The exhibition, which honours recent gifts to the collection by the Artist Proof Studio (APS) in Johannesburg, APS Director and University of Johannesburg Associate Professor Kim Berman, APS Manager of Educational Programmes Lucas Nkgweng, and Dr Pamela Allara, Brandeis University Associate Professor Emerita of Contemporary Art, will be on view in the Robert and Claire Freedman Lober Viewing Alcove from September 19 through December 17, 2017. ‘Taught in both academic institutions and community education centres, printmaking has long held a prominent place in South African modern and contemporary art,’ said Dr Amanda Gilvin, Assistant Curator, and curator of the exhibition. ‘These recent gifts to the Davis add to a strong existing African art collection. The exhibition combines several of our new acquisitions with other South African artworks acquired since 2000.’

Davis Museum
David Tsoka (b. 1992), Johannesburg, South Africa, All Things Began to Happen, 2013. Linocut. Dimensions: image: 23 1/4 in. x 35 1/4 in. (59.1 cm x 89.5 cm); sheet: 30 3/8 in. x 43 7/8 in. (77.2 cm x 111.4 cm). Gift of Artist Proof Studio 2017.

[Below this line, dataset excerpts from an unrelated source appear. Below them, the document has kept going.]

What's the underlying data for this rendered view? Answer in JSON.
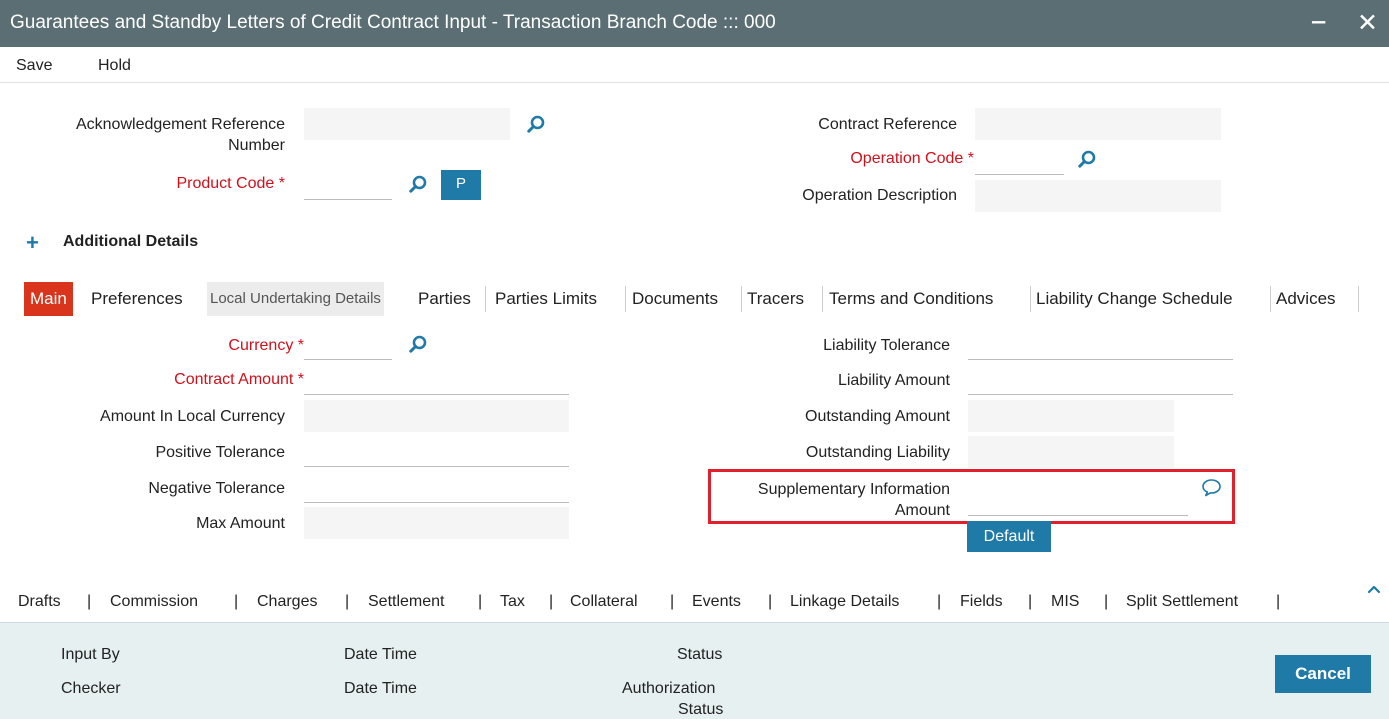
{
  "window": {
    "title": "Guarantees and Standby Letters of Credit Contract Input - Transaction Branch Code ::: 000",
    "minimize": "‒",
    "close": "✕"
  },
  "menu": {
    "save": "Save",
    "hold": "Hold"
  },
  "header": {
    "ack_ref_label_1": "Acknowledgement Reference",
    "ack_ref_label_2": "Number",
    "ack_ref_value": "",
    "product_code_label": "Product Code",
    "product_code_value": "",
    "p_button": "P",
    "contract_ref_label": "Contract Reference",
    "contract_ref_value": "",
    "operation_code_label": "Operation Code",
    "operation_code_value": "",
    "operation_desc_label": "Operation Description",
    "operation_desc_value": "",
    "required_mark": "*"
  },
  "additional_details": {
    "plus": "+",
    "label": "Additional Details"
  },
  "tabs": [
    {
      "label": "Main"
    },
    {
      "label": "Preferences"
    },
    {
      "label": "Local Undertaking Details"
    },
    {
      "label": "Parties"
    },
    {
      "label": "Parties Limits"
    },
    {
      "label": "Documents"
    },
    {
      "label": "Tracers"
    },
    {
      "label": "Terms and Conditions"
    },
    {
      "label": "Liability Change Schedule"
    },
    {
      "label": "Advices"
    }
  ],
  "main_left": {
    "currency_label": "Currency",
    "contract_amount_label": "Contract Amount",
    "amount_local_label": "Amount In Local Currency",
    "positive_tol_label": "Positive Tolerance",
    "negative_tol_label": "Negative Tolerance",
    "max_amount_label": "Max Amount"
  },
  "main_right": {
    "liability_tol_label": "Liability Tolerance",
    "liability_amount_label": "Liability Amount",
    "outstanding_amount_label": "Outstanding Amount",
    "outstanding_liability_label": "Outstanding Liability",
    "supp_info_label_1": "Supplementary Information",
    "supp_info_label_2": "Amount",
    "default_button": "Default"
  },
  "subsystems": [
    "Drafts",
    "Commission",
    "Charges",
    "Settlement",
    "Tax",
    "Collateral",
    "Events",
    "Linkage Details",
    "Fields",
    "MIS",
    "Split Settlement"
  ],
  "subsystem_sep": "|",
  "footer": {
    "input_by": "Input By",
    "checker": "Checker",
    "date_time_1": "Date Time",
    "date_time_2": "Date Time",
    "status": "Status",
    "auth_status_1": "Authorization",
    "auth_status_2": "Status",
    "cancel": "Cancel"
  },
  "icons": {
    "search": "search-icon",
    "comment": "comment-icon",
    "caret": "chevron-up-icon"
  },
  "colors": {
    "titlebar": "#5a6e73",
    "accent": "#1f7aa8",
    "required": "#d0101b",
    "active_tab": "#d9351c",
    "highlight": "#e0202b"
  }
}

All eleven works of art in the exhibition raise questions about what it means to live as a human on earth, and some also highlight issues specific to South Africa. For example, in All Things Began to Happen, 2013, the up-and-coming artist David Tsoka depicts the entire “journey of life.” In addition, two drypoints by world-renowned artist William Kentridge, Living Language (Cat), 1999, and Living Language (Panic Picnic), 1999, explore the miscommunications inherent in all acts of translation. While organising the exhibition, curator Amanda Gilvin came across an interesting connection. Christine Dixie’s The Birthing Tray – Milk, 2006, from the artist’s Parturient Prospects project, examines past and present approaches to childbirth. When creating the series, Dixie took inspiration from The Art and Ritual of Childbirth in Renaissance Italy (Yale University Press: 1999), by Wellesley College Professor of Art Jacqueline Marie Musacchio. During the exhibition, the Wellesley College community will be able to witness the influence of Professor Musacchio’s scholarship on a contemporary South African artist.